All of this has made LMP's job a difficult one - I note that you think there's a chance that LMP would support a Bajnai candidacy - is that where they will end up, do you think? I'd be very surprised, but I don't know how the internal battles are playing themselves out. One thing in Hungarian politics - it seems that the smaller the party, the greater the internal divisions...
very much in the mould of a UK Tory for me
I must admit I don't even know if the stereotype I think Kuncze embodied and was chosed to embody (jovial countryside bourgois with two feet on the ground, as such a counter-point to the liberal stereotype of the dour cosmopolitan intellectual speaking from an ivory tower) has any parallel in British political life (the FDP would have [had] elements like that in the German system which I know better). That sense of self-confidence and overall self-satisfaction... is a more widely shared (and transmitted) attitude over here :-(
some rumours about the Ujpest local government
I'm not sure what you mean, because there are several rumours about the local government of Újpest [for others: a quarter of Budapest], most of them centered on mayor Tamás Derce (and I note I could add one myself).

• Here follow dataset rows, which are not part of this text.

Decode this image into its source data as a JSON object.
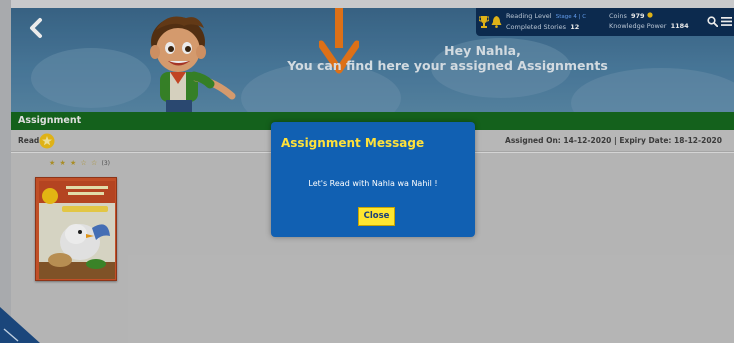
{
  "header": {
    "greeting_line1": "Hey Nahla,",
    "greeting_line2": "You can find here your assigned Assignments"
  },
  "stats": {
    "reading_level_label": "Reading Level",
    "reading_level_value": "Stage 4 | C",
    "completed_stories_label": "Completed Stories",
    "completed_stories_value": "12",
    "coins_label": "Coins",
    "coins_value": "979",
    "knowledge_power_label": "Knowledge Power",
    "knowledge_power_value": "1184"
  },
  "section": {
    "title": "Assignment"
  },
  "assignment": {
    "type_label": "Read",
    "assigned_on": "Assigned On: 14-12-2020 | Expiry Date: 18-12-2020",
    "rating_stars": "★ ★ ★ ☆ ☆",
    "rating_count": "(3)",
    "rating_value": 3,
    "rating_max": 5
  },
  "modal": {
    "title": "Assignment Message",
    "message": "Let's Read with Nahla wa Nahil !",
    "close_label": "Close"
  },
  "icons": {
    "back": "chevron-left-icon",
    "search": "search-icon",
    "menu": "menu-icon",
    "trophy": "trophy-icon",
    "bell": "bell-icon"
  },
  "colors": {
    "banner": "#4c7ea2",
    "green_bar": "#166a1f",
    "modal": "#1160b2",
    "modal_title": "#ffe13a",
    "close_button": "#ffe630",
    "arrow": "#f07a1a"
  }
}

However, Derce was an SzDSz member only until 1994, and gathered his infame in the following time. (There were other, true-blue SzDSz mayors who were implicated in corruption affairs, the mayors of districts VIII, XIV and XIX. However, they were juniors compared to MSzP moneybaggers like Boldvai, Schmuck, Zuschlag, Hagyó, or possibly Csintalan who switched to Fidesz.)
whether or not it was an attempt to prove that shit sticks, I will never know
At one point I gave up trying to figure out what is genuine corruption scandal used by Fidesz media and what is minor irregularity blown out of proportion or baseless smear created by Fidesz media (but there were certainly all of those). I did note, however, that they haven't been all that successful in proving allegations before court even after their takeover, for example against Gyurcsány (and they really tried: I saw an email to my higher bosses with my own eyes in which a ministry guy asked for any information on business ties with the companies of Gyurcsány).
I note that you think there's a chance that LMP would support a Bajnai candidacy
Who knows where LMP will go now, after this amateurish display of internal divisions and spiteful reactions in public. (Now resigned leader András Schiffer says there was no support for his idea of an independent party line, well I'd rather call what LMP tried in the first 18 months a sad excuse for triangulation rather than independent party line.) But, Schiffer's attacks against Gyurcsány were not ideological but mainly along the 'moral' line in connection with the "we lied" speech (naively enough to be a useful idiot for Fidesz in approving quite politicised and biased parliamentary reports, for example on the 2006-7 police violence) and for a specific instance of alleged corruption, same with the Socialists, and Bajnai is IIRC not even a member. That's not a strong enough basis for the future rejection of a PM Bajnai or a government with the policies represented by Bajnai for me. *Lunatic*, n. One whose delusions are out of fashion.